Welcome to this refreshing recipe for Grilled Salmon Salad with Creamy Cilantro Lime Dressing! Perfect for outdoor gatherings or a light summer meal, this salad is full of fresh, organic ingredients and flavors that celebrate the season. Whether you’re new to cooking salmon or a seasoned pro, this easy-to-follow recipe will have you enjoying a delicious, healthy meal in no time. Let’s dive into this flavorful journey together.


Ingredients

Scale

  • Creamy Cilantro Lime Dressing
    • 1/3 cup olive oil
    • 1/4 cup lime juice (more to taste)
    • 1/2 cup mayo
    • 1/2 teaspoon salt
    • 2 garlic cloves
    • 1/2 jalapeno, sliced (add more for extra heat)
    • 1/2 teaspoon honey (more to taste)
    • 1/2 cup cilantro, packed (tender stems OK)
  • Grilled Salmon Salad
    • 4 pieces of salmon (46 ounces each)
    • 1/2 teaspoon salt
    • 1/2 teaspoon chili powder
    • 1/2 teaspoon cumin
    • 5 ounces baby arugula
    • 3 Turkish cucumbers, sliced and salted
    • 1/4 cup red onion, thinly sliced
    • 1 cup cherry tomatoes, halved
    • 2 avocados, sliced
    • 1/3 cup toasted pumpkin seeds
    • 1/3 cup cotija cheese, crumbled
    • Fresh cilantro for garnish

Instructions

Step 1: Prepare the Dressing

Place olive oil, lime juice, mayo, salt, garlic, jalapeno, and honey in a blender. Blend until smooth, then add cilantro and blend again. Adjust the lime and honey for sweetness and tang.

Step 2: Grill the Salmon

Brush each salmon piece with olive oil and season with salt, chili powder, and cumin. Grill on medium-high heat for 3-4 minutes on each side until cooked to your desired doneness.

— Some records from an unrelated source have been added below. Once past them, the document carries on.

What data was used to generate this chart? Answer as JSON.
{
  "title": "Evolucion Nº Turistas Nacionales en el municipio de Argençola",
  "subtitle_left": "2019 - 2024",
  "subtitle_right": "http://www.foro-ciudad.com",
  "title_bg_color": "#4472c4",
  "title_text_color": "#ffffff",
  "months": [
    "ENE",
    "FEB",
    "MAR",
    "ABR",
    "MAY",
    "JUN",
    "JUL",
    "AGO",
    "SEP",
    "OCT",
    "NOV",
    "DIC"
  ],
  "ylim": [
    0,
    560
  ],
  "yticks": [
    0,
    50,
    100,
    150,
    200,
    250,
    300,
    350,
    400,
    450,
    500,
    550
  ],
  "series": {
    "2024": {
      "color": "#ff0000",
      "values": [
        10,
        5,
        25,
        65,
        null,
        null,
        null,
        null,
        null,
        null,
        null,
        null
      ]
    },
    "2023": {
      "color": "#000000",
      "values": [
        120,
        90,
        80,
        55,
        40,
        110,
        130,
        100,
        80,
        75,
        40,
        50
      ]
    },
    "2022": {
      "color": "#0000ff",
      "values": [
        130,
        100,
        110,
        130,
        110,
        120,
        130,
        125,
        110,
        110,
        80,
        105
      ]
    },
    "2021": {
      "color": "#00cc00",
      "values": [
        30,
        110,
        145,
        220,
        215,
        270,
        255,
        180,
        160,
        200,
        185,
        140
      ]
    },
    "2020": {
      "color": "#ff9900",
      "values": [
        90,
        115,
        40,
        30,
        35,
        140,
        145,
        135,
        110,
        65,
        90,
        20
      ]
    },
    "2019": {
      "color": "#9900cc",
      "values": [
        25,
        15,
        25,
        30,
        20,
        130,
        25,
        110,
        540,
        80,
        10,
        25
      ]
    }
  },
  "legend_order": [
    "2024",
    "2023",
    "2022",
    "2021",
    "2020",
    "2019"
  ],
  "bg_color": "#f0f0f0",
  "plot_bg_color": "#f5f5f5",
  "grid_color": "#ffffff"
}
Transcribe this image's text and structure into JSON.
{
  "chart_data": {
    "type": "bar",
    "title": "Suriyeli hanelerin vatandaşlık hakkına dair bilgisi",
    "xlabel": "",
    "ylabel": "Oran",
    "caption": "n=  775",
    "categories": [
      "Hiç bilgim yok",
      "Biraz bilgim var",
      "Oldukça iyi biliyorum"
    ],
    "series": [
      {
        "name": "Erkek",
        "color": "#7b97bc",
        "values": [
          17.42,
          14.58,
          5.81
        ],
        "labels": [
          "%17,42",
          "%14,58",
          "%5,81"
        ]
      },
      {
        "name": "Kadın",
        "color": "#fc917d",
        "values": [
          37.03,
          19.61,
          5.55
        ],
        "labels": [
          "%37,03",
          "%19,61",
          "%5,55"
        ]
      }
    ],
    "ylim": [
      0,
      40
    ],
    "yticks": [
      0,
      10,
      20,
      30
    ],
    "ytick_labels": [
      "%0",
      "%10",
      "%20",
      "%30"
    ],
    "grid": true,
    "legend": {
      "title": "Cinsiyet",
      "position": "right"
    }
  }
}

Step 3: Assemble the Salad

In a large bowl, toss the arugula, cucumbers, and onions with a small amount of the dressing. Fold in avocados, tomatoes, half the pumpkin seeds, and half the cotija cheese. Taste and adjust seasoning if needed.

Step 4: Serve the Salad

Arrange the salad on a serving platter and place the grilled salmon on top. Sprinkle with remaining pumpkin seeds, cotija cheese, and cilantro leaves. Serve immediately with the remaining dressing on the side.

Tip: For the best results, use fresh, high-quality salmon and ensure your grill is properly preheated to avoid sticking.

Notes

  • Salmon freshness: Always use the freshest salmon possible for the best flavor.
  • Grill marks: To achieve perfect grill marks, avoid moving the salmon too early. Wait for about 3-4 minutes before flipping.
  • Dressing balance: Start with less jalapeno if you’re sensitive to spice, and gradually add more for heat.
  • Extra toppings: Feel free to add roasted corn or black beans for additional texture and flavor.